You've missed the point - I'm talking about placing orders for the drug not approval. The EU bought their vaccines as a collective. We bought our own much earlier.
Imagine the criticism you'd have received for "hoarding" by ordering earlier, regardless of the rules. I expect if the EU remains slow, they'll start pointing fingers at others. But that's also politics.
There was an article about this in our AP news wire. Israel has dosed 40% of the population at least once. UAE at a high percentage just below that, and for some reason, Serbia is at the head of the pack in the EU (are they using russian vaccines?). The article raised the question as to why the EU has been so slow to order when it's not a supply issue at this point.

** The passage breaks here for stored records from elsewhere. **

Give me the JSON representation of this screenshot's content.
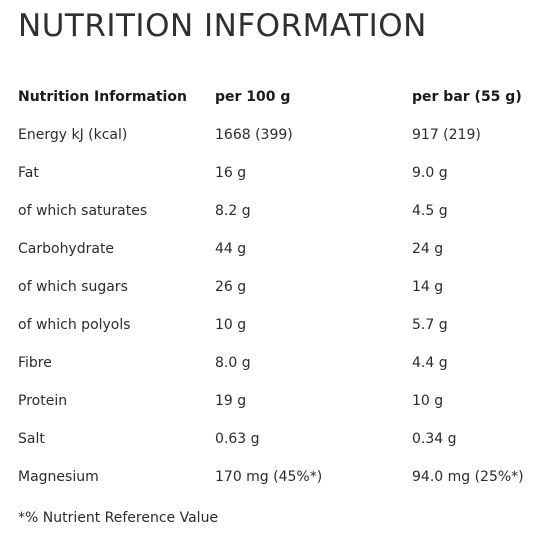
{
  "title": "NUTRITION INFORMATION",
  "table": {
    "headers": [
      "Nutrition Information",
      "per 100 g",
      "per bar (55 g)"
    ],
    "rows": [
      [
        "Energy kJ (kcal)",
        "1668 (399)",
        "917 (219)"
      ],
      [
        "Fat",
        "16 g",
        "9.0 g"
      ],
      [
        "of which saturates",
        "8.2 g",
        "4.5 g"
      ],
      [
        "Carbohydrate",
        "44 g",
        "24 g"
      ],
      [
        "of which sugars",
        "26 g",
        "14 g"
      ],
      [
        "of which polyols",
        "10 g",
        "5.7 g"
      ],
      [
        "Fibre",
        "8.0 g",
        "4.4 g"
      ],
      [
        "Protein",
        "19 g",
        "10 g"
      ],
      [
        "Salt",
        "0.63 g",
        "0.34 g"
      ],
      [
        "Magnesium",
        "170 mg (45%*)",
        "94.0 mg (25%*)"
      ]
    ]
  },
  "footnote": "*% Nutrient Reference Value"
}
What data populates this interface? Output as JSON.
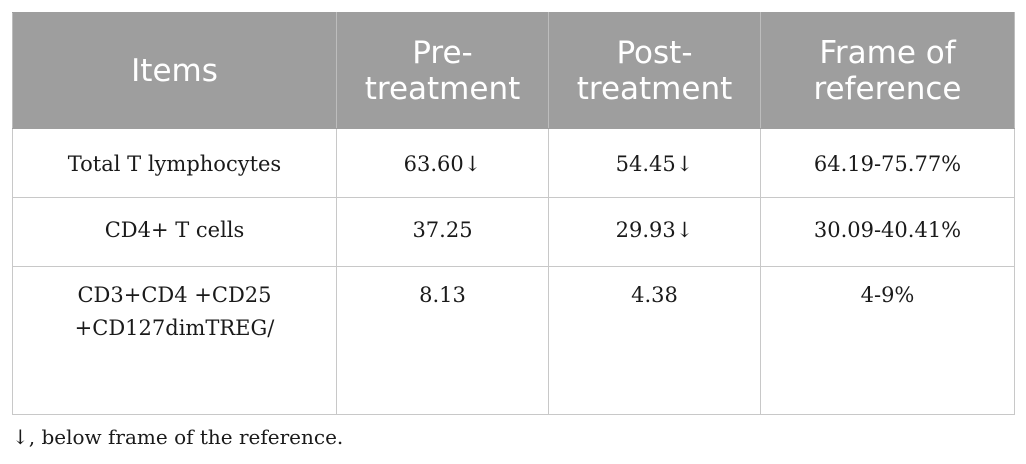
{
  "table": {
    "headers": [
      "Items",
      "Pre-treatment",
      "Post-treatment",
      "Frame of reference"
    ],
    "rows": [
      {
        "item": "Total T lymphocytes",
        "pre": "63.60↓",
        "post": "54.45↓",
        "reference": "64.19-75.77%"
      },
      {
        "item": "CD4+ T cells",
        "pre": "37.25",
        "post": "29.93↓",
        "reference": "30.09-40.41%"
      },
      {
        "item": "CD3+CD4 +CD25 +CD127dimTREG/",
        "pre": "8.13",
        "post": "4.38",
        "reference": "4-9%"
      }
    ]
  },
  "footnote": "↓, below frame of the reference."
}
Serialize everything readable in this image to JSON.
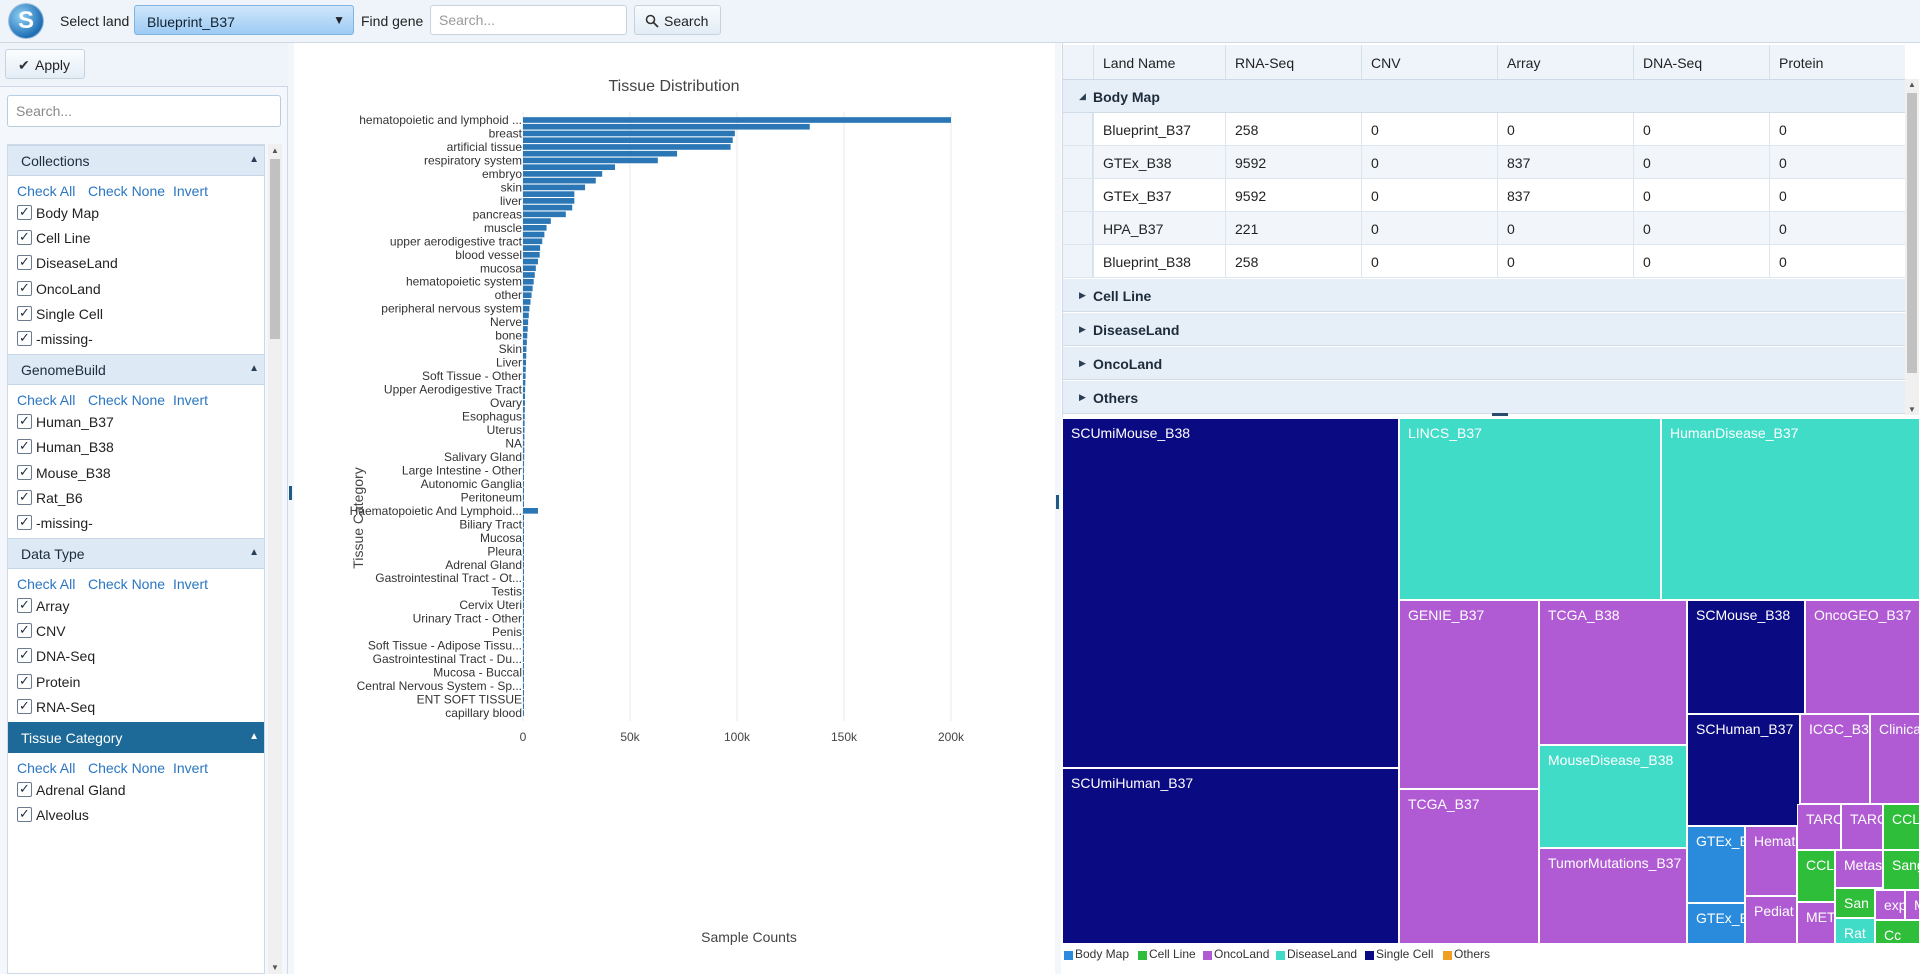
{
  "toolbar": {
    "logo_letter": "S",
    "select_land_label": "Select land",
    "land_value": "Blueprint_B37",
    "find_gene_label": "Find gene",
    "gene_placeholder": "Search...",
    "search_label": "Search"
  },
  "filters": {
    "apply_label": "Apply",
    "search_placeholder": "Search...",
    "check_all": "Check All",
    "check_none": "Check None",
    "invert": "Invert",
    "groups": [
      {
        "title": "Collections",
        "options": [
          "Body Map",
          "Cell Line",
          "DiseaseLand",
          "OncoLand",
          "Single Cell",
          "-missing-"
        ]
      },
      {
        "title": "GenomeBuild",
        "options": [
          "Human_B37",
          "Human_B38",
          "Mouse_B38",
          "Rat_B6",
          "-missing-"
        ]
      },
      {
        "title": "Data Type",
        "options": [
          "Array",
          "CNV",
          "DNA-Seq",
          "Protein",
          "RNA-Seq"
        ]
      },
      {
        "title": "Tissue Category",
        "options": [
          "Adrenal Gland",
          "Alveolus"
        ]
      }
    ]
  },
  "chart_data": {
    "type": "bar",
    "title": "Tissue Distribution",
    "xlabel": "Sample Counts",
    "ylabel": "Tissue Category",
    "orientation": "horizontal",
    "xlim": [
      0,
      200000
    ],
    "xticks": [
      "0",
      "50k",
      "100k",
      "150k",
      "200k"
    ],
    "grid": true,
    "categories": [
      "hematopoietic and lymphoid ...",
      "",
      "breast",
      "",
      "artificial tissue",
      "",
      "respiratory system",
      "",
      "embryo",
      "",
      "skin",
      "",
      "liver",
      "",
      "pancreas",
      "",
      "muscle",
      "",
      "upper aerodigestive tract",
      "",
      "blood vessel",
      "",
      "mucosa",
      "",
      "hematopoietic system",
      "",
      "other",
      "",
      "peripheral nervous system",
      "",
      "Nerve",
      "",
      "bone",
      "",
      "Skin",
      "",
      "Liver",
      "",
      "Soft Tissue - Other",
      "",
      "Upper Aerodigestive Tract",
      "",
      "Ovary",
      "",
      "Esophagus",
      "",
      "Uterus",
      "",
      "NA",
      "",
      "Salivary Gland",
      "",
      "Large Intestine - Other",
      "",
      "Autonomic Ganglia",
      "",
      "Peritoneum",
      "",
      "Haematopoietic And Lymphoid...",
      "",
      "Biliary Tract",
      "",
      "Mucosa",
      "",
      "Pleura",
      "",
      "Adrenal Gland",
      "",
      "Gastrointestinal Tract - Ot...",
      "",
      "Testis",
      "",
      "Cervix Uteri",
      "",
      "Urinary Tract - Other",
      "",
      "Penis",
      "",
      "Soft Tissue - Adipose Tissu...",
      "",
      "Gastrointestinal Tract - Du...",
      "",
      "Mucosa - Buccal",
      "",
      "Central Nervous System - Sp...",
      "",
      "ENT SOFT TISSUE",
      "",
      "capillary blood"
    ],
    "values": [
      200000,
      134000,
      99000,
      98000,
      97000,
      72000,
      63000,
      43000,
      37000,
      34000,
      29000,
      24000,
      24000,
      23000,
      20000,
      13000,
      11000,
      10000,
      9000,
      8000,
      7800,
      7000,
      6000,
      5500,
      5000,
      4500,
      4000,
      3500,
      3000,
      2700,
      2400,
      2200,
      2000,
      1800,
      1600,
      1500,
      1400,
      1300,
      1200,
      1100,
      1000,
      950,
      900,
      850,
      800,
      750,
      700,
      650,
      600,
      600,
      550,
      500,
      500,
      450,
      450,
      400,
      400,
      350,
      7000,
      350,
      300,
      300,
      300,
      250,
      250,
      250,
      250,
      200,
      200,
      200,
      200,
      200,
      150,
      150,
      150,
      150,
      150,
      100,
      100,
      100,
      100,
      100,
      100,
      80,
      80,
      80,
      60,
      60,
      60
    ],
    "bar_color": "#2b77b6"
  },
  "grid": {
    "columns": [
      "Land Name",
      "RNA-Seq",
      "CNV",
      "Array",
      "DNA-Seq",
      "Protein"
    ],
    "expanded_group": "Body Map",
    "rows": [
      [
        "Blueprint_B37",
        "258",
        "0",
        "0",
        "0",
        "0"
      ],
      [
        "GTEx_B38",
        "9592",
        "0",
        "837",
        "0",
        "0"
      ],
      [
        "GTEx_B37",
        "9592",
        "0",
        "837",
        "0",
        "0"
      ],
      [
        "HPA_B37",
        "221",
        "0",
        "0",
        "0",
        "0"
      ],
      [
        "Blueprint_B38",
        "258",
        "0",
        "0",
        "0",
        "0"
      ]
    ],
    "collapsed_groups": [
      "Cell Line",
      "DiseaseLand",
      "OncoLand",
      "Others"
    ]
  },
  "treemap": {
    "colors": {
      "Body Map": "#2a8bdc",
      "Cell Line": "#2fbe3a",
      "OncoLand": "#b05bd3",
      "DiseaseLand": "#40dcc8",
      "Single Cell": "#0a0a82",
      "Others": "#f0a020"
    },
    "tiles": [
      {
        "label": "SCUmiMouse_B38",
        "group": "Single Cell"
      },
      {
        "label": "SCUmiHuman_B37",
        "group": "Single Cell"
      },
      {
        "label": "LINCS_B37",
        "group": "DiseaseLand"
      },
      {
        "label": "HumanDisease_B37",
        "group": "DiseaseLand"
      },
      {
        "label": "GENIE_B37",
        "group": "OncoLand"
      },
      {
        "label": "TCGA_B37",
        "group": "OncoLand"
      },
      {
        "label": "TCGA_B38",
        "group": "OncoLand"
      },
      {
        "label": "MouseDisease_B38",
        "group": "DiseaseLand"
      },
      {
        "label": "TumorMutations_B37",
        "group": "OncoLand"
      },
      {
        "label": "SCMouse_B38",
        "group": "Single Cell"
      },
      {
        "label": "OncoGEO_B37",
        "group": "OncoLand"
      },
      {
        "label": "SCHuman_B37",
        "group": "Single Cell"
      },
      {
        "label": "ICGC_B3",
        "group": "OncoLand"
      },
      {
        "label": "Clinica",
        "group": "OncoLand"
      },
      {
        "label": "GTEx_E",
        "group": "Body Map"
      },
      {
        "label": "GTEx_E",
        "group": "Body Map"
      },
      {
        "label": "Hemat",
        "group": "OncoLand"
      },
      {
        "label": "Pediat",
        "group": "OncoLand"
      },
      {
        "label": "TARC",
        "group": "OncoLand"
      },
      {
        "label": "TARC",
        "group": "OncoLand"
      },
      {
        "label": "CCL",
        "group": "Cell Line"
      },
      {
        "label": "CCL",
        "group": "Cell Line"
      },
      {
        "label": "Metast",
        "group": "OncoLand"
      },
      {
        "label": "Sang",
        "group": "Cell Line"
      },
      {
        "label": "San",
        "group": "Cell Line"
      },
      {
        "label": "exp",
        "group": "OncoLand"
      },
      {
        "label": "Mi",
        "group": "OncoLand"
      },
      {
        "label": "MET",
        "group": "OncoLand"
      },
      {
        "label": "Rat",
        "group": "DiseaseLand"
      },
      {
        "label": "Cc",
        "group": "Cell Line"
      }
    ],
    "legend": [
      "Body Map",
      "Cell Line",
      "OncoLand",
      "DiseaseLand",
      "Single Cell",
      "Others"
    ]
  }
}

In the US, it's a supply issue - there are so many commercial health care providers that could administer the vaccine that they're just sitting and waiting. We get emails from them all the time - hoping that we'll go to them for vaccination instead of the health plans. My health plan had enough to do all of their staff and nursing home residents (which is about 10% of the local population).
My parents live in an area with fewer health care workers by proportion and fewer nursing home residents and were vaccinated last week. It took 3 days for them to get scheduled.
Apparently, the issue here also is the scheduling groups are going willy nilly and doing no confirmation. If they have a 10% cancel rate, some of the doses are going to waste, so the health systems themselves have started packing relatives of their employees in based on risk level (as in, ahead of the priority classes in the general population). They can screen their own employees and get relatives in faster so as not to waste the doses.
I suppose this is yet another advantage of having a combination public, private not for profit and private for profit systems - we can easily administer the vaccines faster than we can get them.